Suherniwita

I am a wife for my hubby, a mom of my Fadlan/Fadlin, an English teacher at SMKN 1 KOTO BESAR DHARMASRAYA SUMATERA BARAT....

Selengkapnya
Navigasi Web
5 TRADISI PERNIKAHAN ADAT PARIAMAN YANG MEMBUAT SAKIT KEPALA

5 TRADISI PERNIKAHAN ADAT PARIAMAN YANG MEMBUAT SAKIT KEPALA

By Suherniwita

Setiap daerah di Indonesia memiliki adat dan budaya tersendiri dalam menyelenggarakan pernikahan, tak terkecuali Pariaman. Pariaman yang berlokasi 56 KM dari Kota Padang atau sekitar 20 KM dari Bandara Internasional Minang Kabau terkenal sarat dengan adat istiadat dan budaya lokal termasuk dalam upacara pernikahan. Setiap keluarga di Pariaman apabila akan menyelenggarakan pernikahan harus siap merogoh kocek dalam-dalam, yang so pasti akan membuat “sakit kepala” Si Penyelenggara Pesta. Berikut ulasan 5 tradisi pernikahan adat Pariaman yang lumayan membuat “sakit kepala”:

1. Maanta Kampie/Maanta Tando

Maanta Kampie/Maanta Tando adalah istilah yang digunakan ketika calon penganten perempuan dan laki-laki bertunangan. Di beberapa daerah di Pariaman ada yang menggunakan istilah Maanta Tando dan ada juga yang menyebutnya dengan Maanta Kampie. Dalam tradisi ini keluarga calon mempelai wanita mengantarkan berbagai jenis hantaran yang biasanya berupa makanan seperti: lapek, buah-buahan, kue, singgang ayam, agar-agar, serta jenis makanan lainnya yang tidak lah sedikit. Setiap tetangga, saudara dan sanak keluarga yang diundang oleh penyelenggara biasanya membawa makanan, sehingga makanan yang terkumpul sangatlah banyak. Di beberapa acara manta kampie yang telah saya lihat dan saya selenggarakan ada yang bahkan mendapatkan ratusan kue dan singgang ayam untuk dihantarkan ke rumah calon mempelai laki-laki. Tentu ini tidak memakan biaya yang sedikit. Setelah semua hantaran tersedia, rombongan pihak calon mempelai perempuan pergi ke rumah calon mempelai laki-laki. Biasanya nanti di sambut pula dengan acara petatah petitih dari ninik mamak dan dilanjutkan dengan membicarakan kapan acara pernikahan akan diselenggarakan dan berapa uang japuik serta uang ilang yang harus disediakan oleh pihak perempuan. Terakhir di tutup dengan acara tukar cincin sebagai tanda bahwa pasangan tersebut telah bertunangan.

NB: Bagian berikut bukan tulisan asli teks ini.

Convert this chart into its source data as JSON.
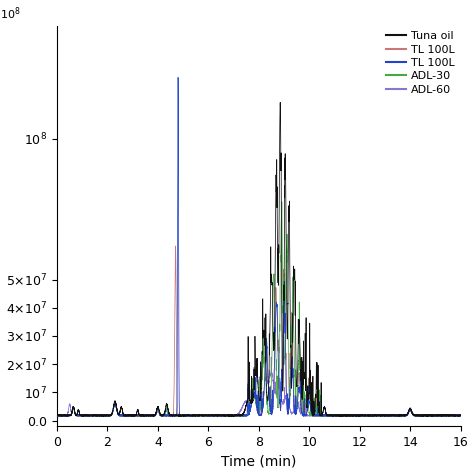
{
  "title": "",
  "xlabel": "Time (min)",
  "ylabel": "",
  "xlim": [
    0,
    16
  ],
  "ylim": [
    -2000000.0,
    140000000.0
  ],
  "legend_labels": [
    "Tuna oil",
    "TL 100L",
    "TL 100L",
    "ADL-30",
    "ADL-60"
  ],
  "legend_colors": [
    "#111111",
    "#cc7777",
    "#2244cc",
    "#44aa44",
    "#8877cc"
  ],
  "ytick_positions": [
    0,
    10000000.0,
    20000000.0,
    30000000.0,
    40000000.0,
    50000000.0,
    100000000.0
  ],
  "ytick_labels": [
    "0.0",
    "10$^7$",
    "2×10$^7$",
    "3×10$^7$",
    "4×10$^7$",
    "5×10$^7$",
    "10$^8$"
  ],
  "top_label": "10$^8$",
  "xticks": [
    0,
    2,
    4,
    6,
    8,
    10,
    12,
    14,
    16
  ],
  "background_color": "#ffffff"
}
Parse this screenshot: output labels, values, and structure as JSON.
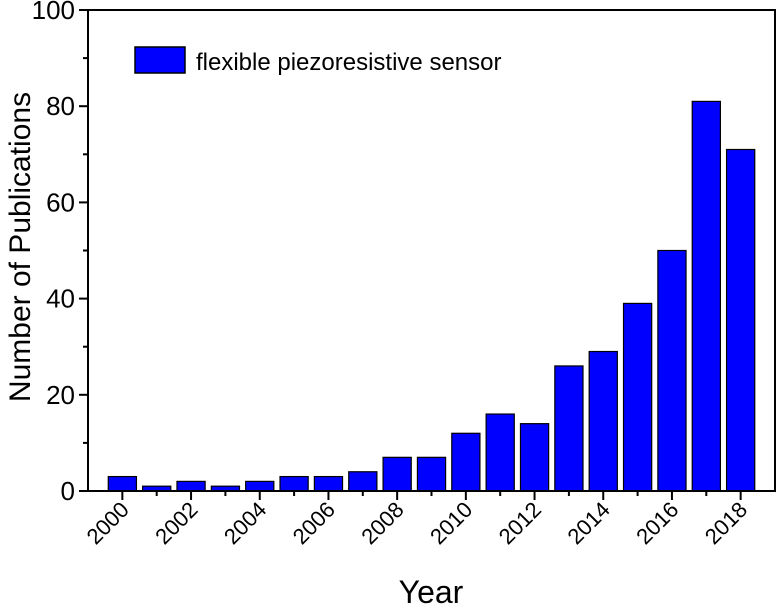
{
  "chart_data": {
    "type": "bar",
    "xlabel": "Year",
    "ylabel": "Number of Publications",
    "ylim": [
      0,
      100
    ],
    "y_ticks": [
      "0",
      "20",
      "40",
      "60",
      "80",
      "100"
    ],
    "xlim": [
      1999,
      2019
    ],
    "x_tick_labels": [
      "2000",
      "2002",
      "2004",
      "2006",
      "2008",
      "2010",
      "2012",
      "2014",
      "2016",
      "2018"
    ],
    "series": [
      {
        "name": "flexible piezoresistive sensor",
        "color": "#0000ff",
        "x": [
          2000,
          2001,
          2002,
          2003,
          2004,
          2005,
          2006,
          2007,
          2008,
          2009,
          2010,
          2011,
          2012,
          2013,
          2014,
          2015,
          2016,
          2017,
          2018
        ],
        "values": [
          3,
          1,
          2,
          1,
          2,
          3,
          3,
          4,
          7,
          7,
          12,
          16,
          14,
          26,
          29,
          39,
          50,
          81,
          71
        ]
      }
    ],
    "legend_position": "top-left",
    "grid": false
  }
}
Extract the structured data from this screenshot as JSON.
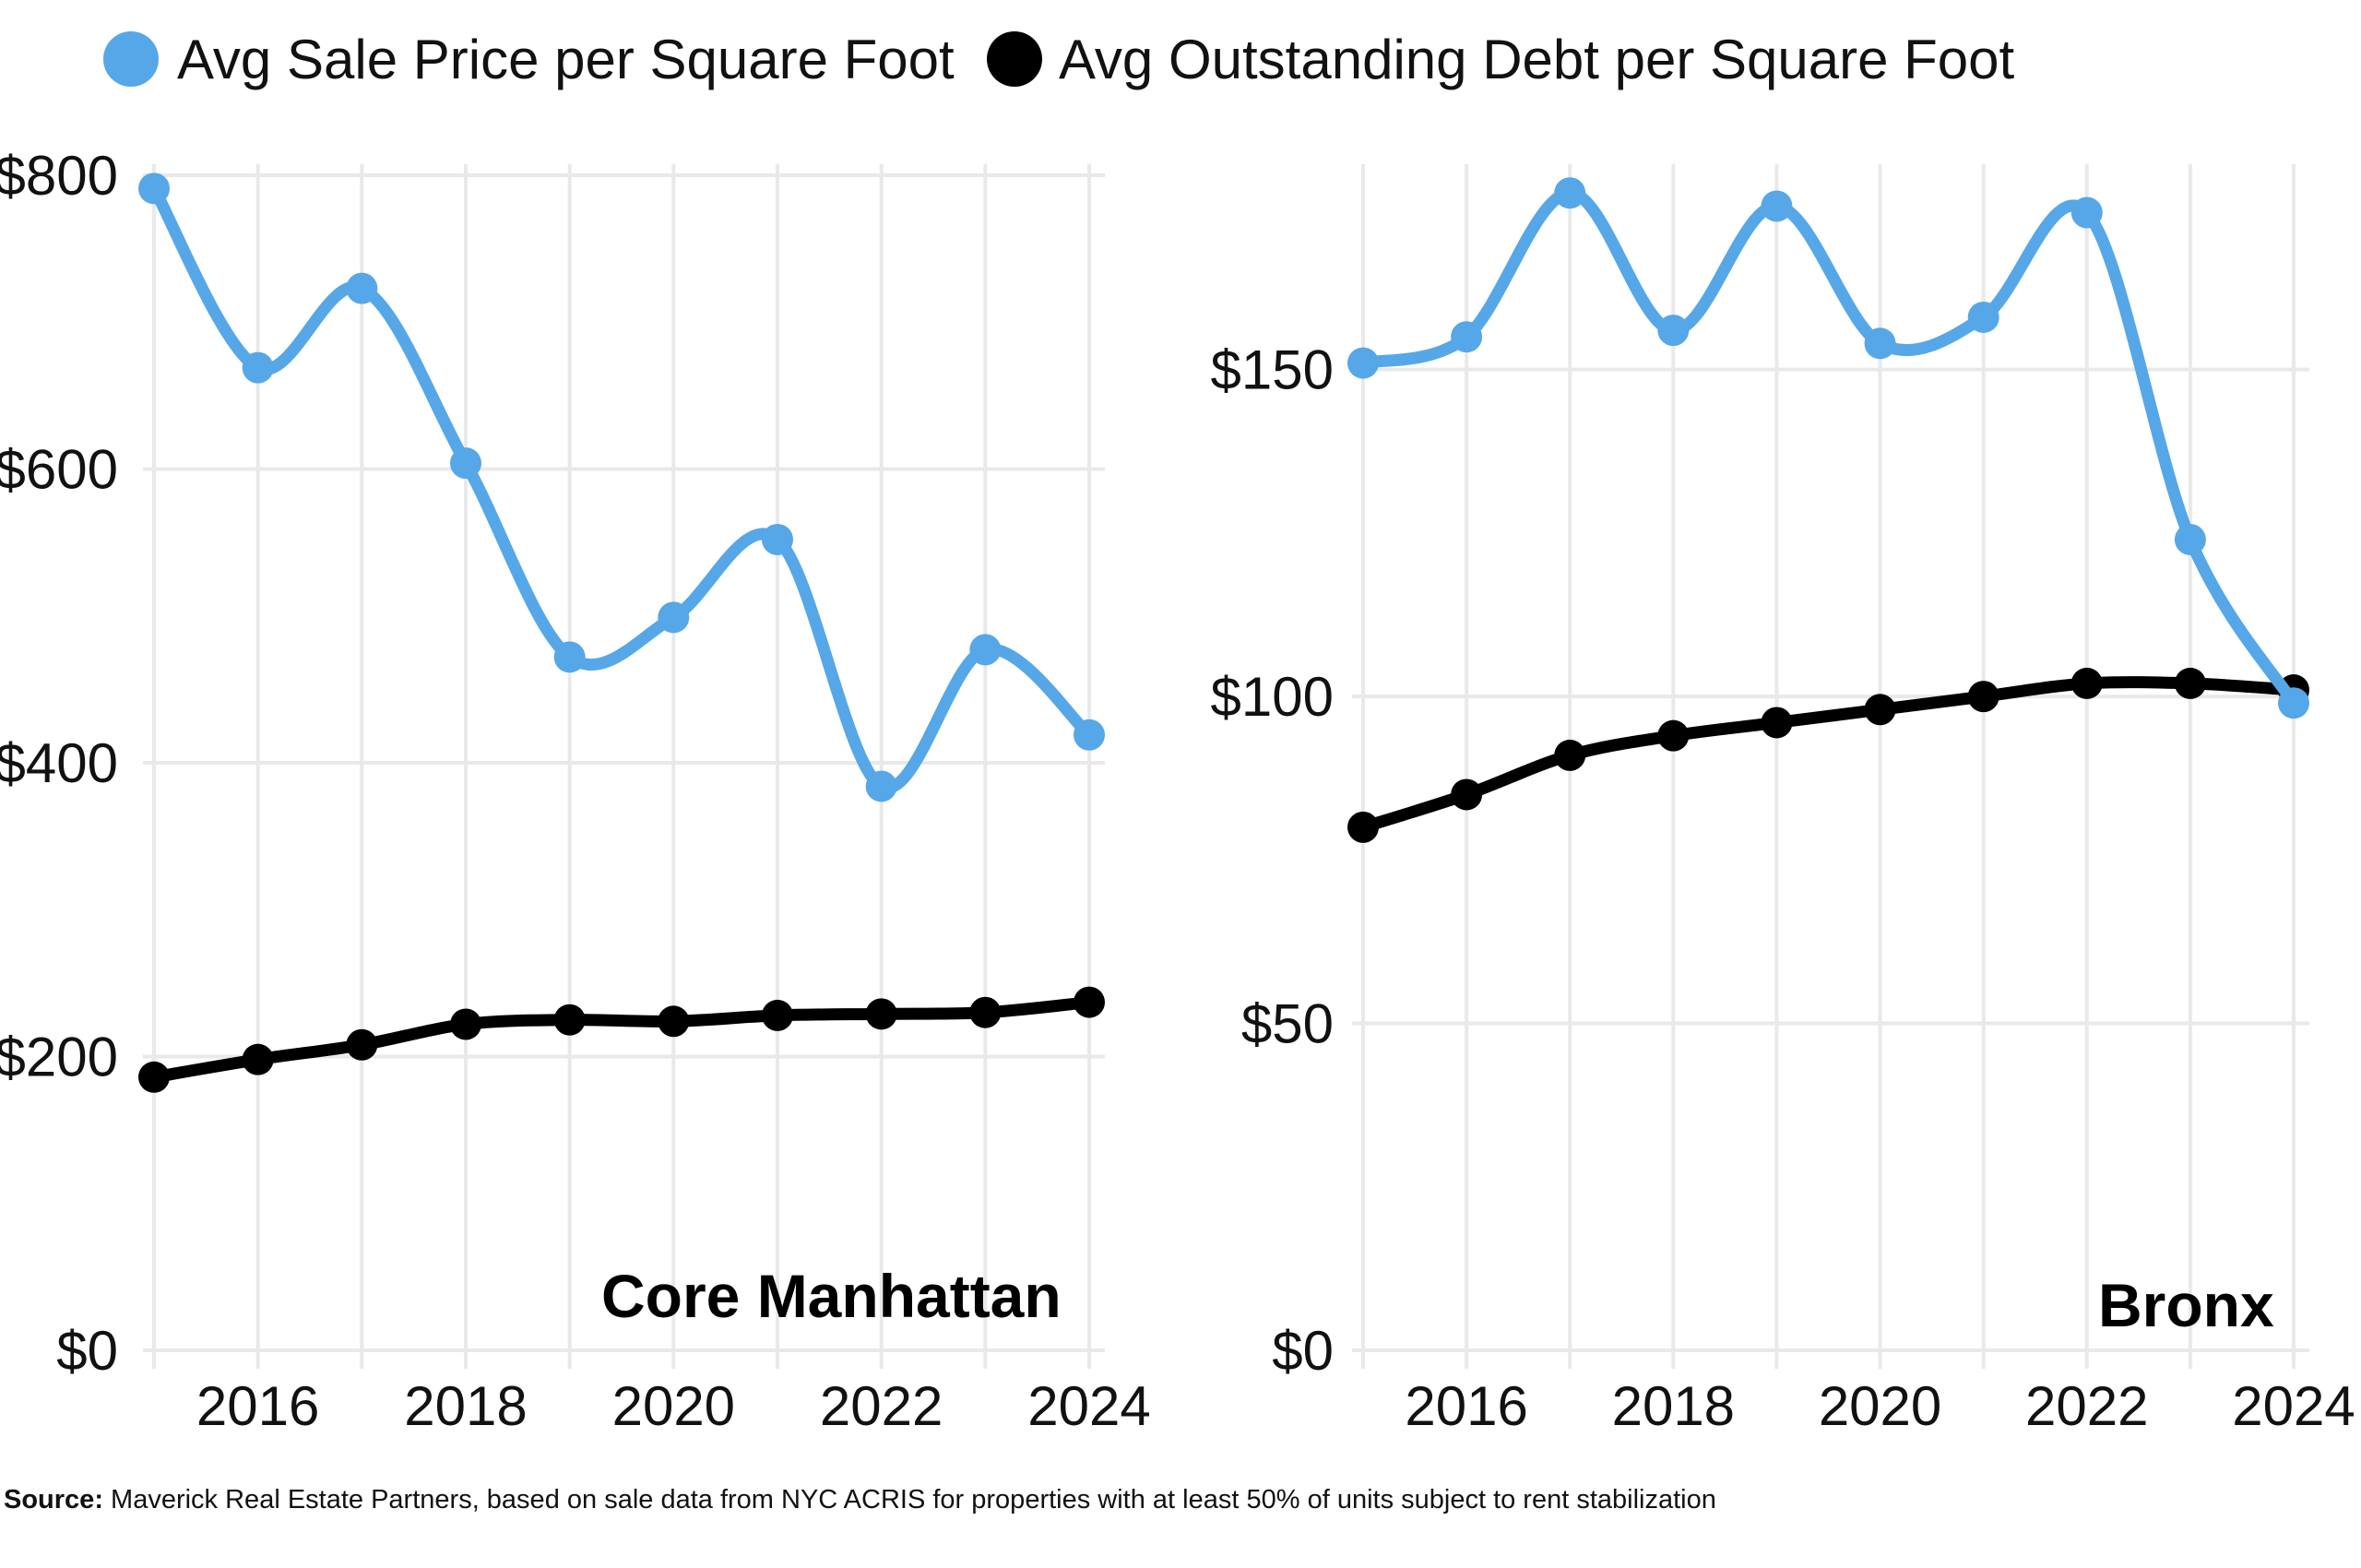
{
  "legend": [
    {
      "label": "Avg Sale Price per Square Foot",
      "color": "#56a7e8"
    },
    {
      "label": "Avg Outstanding Debt per Square Foot",
      "color": "#000000"
    }
  ],
  "source": {
    "label": "Source:",
    "text": "Maverick Real Estate Partners, based on sale data from NYC ACRIS for properties with at least 50% of units subject to rent stabilization"
  },
  "chart_data": [
    {
      "type": "line",
      "panel_label": "Core Manhattan",
      "x": [
        2015,
        2016,
        2017,
        2018,
        2019,
        2020,
        2021,
        2022,
        2023,
        2024
      ],
      "xlim": [
        2015,
        2024
      ],
      "xticks": [
        "2016",
        "2018",
        "2020",
        "2022",
        "2024"
      ],
      "ylim": [
        0,
        800
      ],
      "yticks": [
        "$0",
        "$200",
        "$400",
        "$600",
        "$800"
      ],
      "ytick_values": [
        0,
        200,
        400,
        600,
        800
      ],
      "grid": true,
      "legend_position": "top",
      "series": [
        {
          "name": "Avg Sale Price per Square Foot",
          "color": "#56a7e8",
          "values": [
            791,
            669,
            723,
            604,
            472,
            499,
            552,
            384,
            477,
            419
          ]
        },
        {
          "name": "Avg Outstanding Debt per Square Foot",
          "color": "#000000",
          "values": [
            186,
            198,
            208,
            222,
            225,
            224,
            228,
            229,
            230,
            237
          ]
        }
      ]
    },
    {
      "type": "line",
      "panel_label": "Bronx",
      "x": [
        2015,
        2016,
        2017,
        2018,
        2019,
        2020,
        2021,
        2022,
        2023,
        2024
      ],
      "xlim": [
        2015,
        2024
      ],
      "xticks": [
        "2016",
        "2018",
        "2020",
        "2022",
        "2024"
      ],
      "ylim": [
        0,
        180
      ],
      "yticks": [
        "$0",
        "$50",
        "$100",
        "$150"
      ],
      "ytick_values": [
        0,
        50,
        100,
        150
      ],
      "grid": true,
      "legend_position": "top",
      "series": [
        {
          "name": "Avg Sale Price per Square Foot",
          "color": "#56a7e8",
          "values": [
            151,
            155,
            177,
            156,
            175,
            154,
            158,
            174,
            124,
            99
          ]
        },
        {
          "name": "Avg Outstanding Debt per Square Foot",
          "color": "#000000",
          "values": [
            80,
            85,
            91,
            94,
            96,
            98,
            100,
            102,
            102,
            101
          ]
        }
      ]
    }
  ]
}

2. Uang japuik dan uang ilang.

Sebagian orang yang tidak memahami adat Pariaman mungkin menganggap Uang Japuik sama dengan Uang Ilang. Ini adalah dua hal yang berbeda dan dua hal ini harus disediakan pihak mempelai perempuan agar penganten laki-laki bisa terbawa ketika “Kapalo Mudo” (orang yang dipercaya di Pariaman sebagai jubir pepatah petitih dan memberi arahan rangkaian adat yang akan dilaksanakan) dan Ninik Mamak mempelai perempuan menjemput mempelai laki-laki secara adat. Ketika acara menjemput inilah uang ilang dan uang japuik di serahkan dari pihak perempuan ke pihak laki-laki. Uang ilang biasanya adalah berupa uang tunai dengan jumlah yang fantastis tergantung kesepakatan ketika acara maanta kampie dilaksanakan, sedangkan uang japuik berupa emas yang besarannya juga sesuai dengan kesepakatan. Uang ilang adalah uang yang benar-benar akan hilang karena sudah diberika kepada pihak mempelai laki-laki, sementara uang japuik yang berupa emas nanti akan dikembalikan lagi kepada mempelai perempuan ketika acara manjalang mintuo. Sebagai contoh, besaran uang ilang sekitaran Rp 15.000.000 - Rp 50.000.000 bahkan lebih, sesuai dengan pekerjaan atau jabatan si pengantin laki-laki dan uang japuik berupa gelang emas seberat 3 - 5 emas. Bisa dibayangkan hal ini pasti akan membuat pihak keluarga perempuan migrain! Hehehe.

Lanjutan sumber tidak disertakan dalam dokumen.